A correct assessment requires the following:

• which product(s) are covered by US 9,663,574 in FDA listings,
• whether any Paragraph IV notice has been filed,
• whether there are settled cases affecting launch timing,
• whether any biosimilar route is relevant (C5 inhibitors are often monoclonal antibodies, but biosimilar applicability depends on whether the biologic is in the reference product ecosystem).
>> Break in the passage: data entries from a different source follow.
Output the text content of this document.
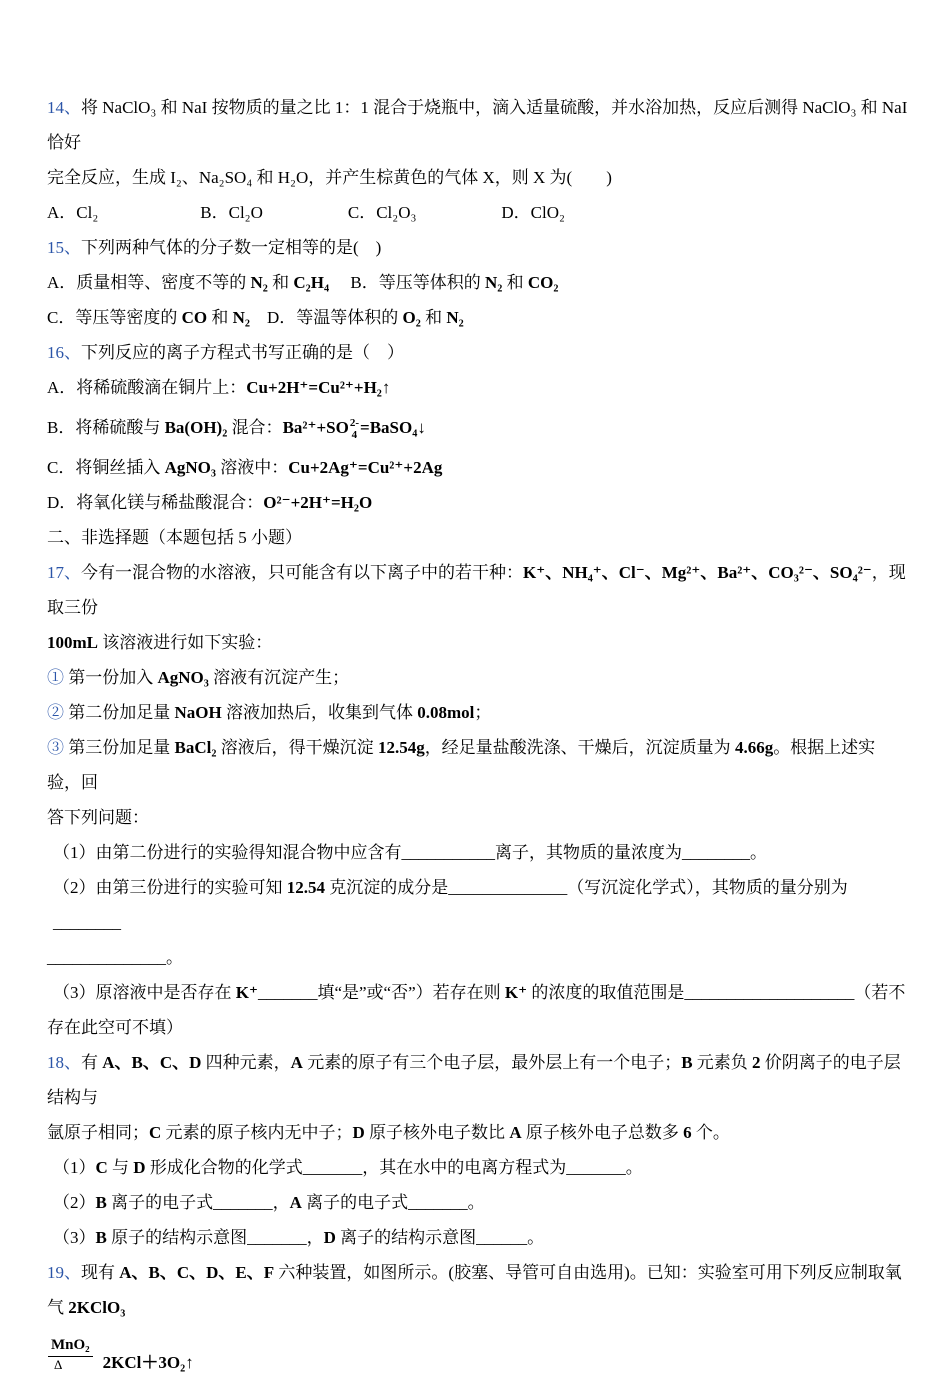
14、将 NaClO₃ 和 NaI 按物质的量之比 1：1 混合于烧瓶中，滴入适量硫酸，并水浴加热，反应后测得 NaClO₃ 和 NaI 恰好
完全反应，生成 I₂、Na₂SO₄ 和 H₂O，并产生棕黄色的气体 X，则 X 为(　　)
A．Cl₂      	B．Cl₂O     	C．Cl₂O₃     	D．ClO₂
15、下列两种气体的分子数一定相等的是(　)
A．质量相等、密度不等的 N₂ 和 C₂H₄  B．等压等体积的 N₂ 和 CO₂
C．等压等密度的 CO 和 N₂  D．等温等体积的 O₂ 和 N₂
16、下列反应的离子方程式书写正确的是（　）
A．将稀硫酸滴在铜片上：Cu+2H⁺=Cu²⁺+H₂↑
B．将稀硫酸与 Ba(OH)₂ 混合：Ba²⁺+SO 2-
4 =BaSO₄↓
C．将铜丝插入 AgNO₃ 溶液中：Cu+2Ag⁺=Cu²⁺+2Ag
D．将氧化镁与稀盐酸混合：O²⁻+2H⁺=H₂O
二、非选择题（本题包括 5 小题）
17、今有一混合物的水溶液，只可能含有以下离子中的若干种：K⁺、NH₄⁺、Cl⁻、Mg²⁺、Ba²⁺、CO₃²⁻、SO₄²⁻，现取三份
100mL 该溶液进行如下实验：
① 第一份加入 AgNO₃ 溶液有沉淀产生；
② 第二份加足量 NaOH 溶液加热后，收集到气体 0.08mol；
③ 第三份加足量 BaCl₂ 溶液后，得干燥沉淀 12.54g，经足量盐酸洗涤、干燥后，沉淀质量为 4.66g。根据上述实验，回
答下列问题：
（1）由第二份进行的实验得知混合物中应含有___________离子，其物质的量浓度为________。
（2）由第三份进行的实验可知 12.54 克沉淀的成分是______________（写沉淀化学式），其物质的量分别为________
______________。
（3）原溶液中是否存在 K⁺_______填“是”或“否”）若存在则 K⁺ 的浓度的取值范围是____________________（若不
存在此空可不填）
18、有 A、B、C、D 四种元素，A 元素的原子有三个电子层，最外层上有一个电子；B 元素负 2 价阴离子的电子层结构与
氩原子相同；C 元素的原子核内无中子；D 原子核外电子数比 A 原子核外电子总数多 6 个。
（1）C 与 D 形成化合物的化学式_______，其在水中的电离方程式为_______。
（2）B 离子的电子式_______，A 离子的电子式_______。
（3）B 原子的结构示意图_______，D 离子的结构示意图______。
19、现有 A、B、C、D、E、F 六种装置，如图所示。(胶塞、导管可自由选用)。已知：实验室可用下列反应制取氧气 2KClO₃
MnO₂
Δ 2KCl＋3O₂↑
Those inputs are not provided.

Key Takeaways

• US 9,663,574 protects a specific C5-binding, C5 cleavage-inhibiting antibody defined by six CDR sequence identities plus a human serum half-life ≥ 40 days requirement in Claim 1.
• Dependent claims tighten protection through FcRn-binding Fc mutations (Met-429-Leu; Asn-435-Ser), defined variable/constant sequences, and pH-dependent Kd windows (strong binding at pH 7.4 and weak binding at pH 6.0 with a ratio constraint).
• The most credible design-around to avoid literal infringement is changing the CDR sequences so they no longer match the specified SEQ ID-defined CDRs; altering only Fc or only binding affinity is not enough if Claim 1’s anchored sequence and functional requirements are met.
• A complete landscape review for expirations, FDA status, and litigation/Paragraph IV exposure cannot be derived from the provided claim text alone.

FAQs

1. What parts of US 9,663,574 are most likely to determine literal infringement: CDR sequences or pH-dependent Kd values?
2. If an antibody matches the CDRs but has human half-life under 40 days, does it avoid Claim 1?
3. How do Met-429-Leu and Asn-435-Ser substitutions affect potential infringement of FcRn-engineered variants?
4. What experimental assays are typically used to prove “inhibits cleavage of C5 into C5a and C5b” for claim infringement?
5. What design-around strategy is most effective against a claim that combines CDR identity with mechanistic function and serum half-life thresholds?

References

1. United States Patent 9,663,574, claims 1-10 (as provided in prompt).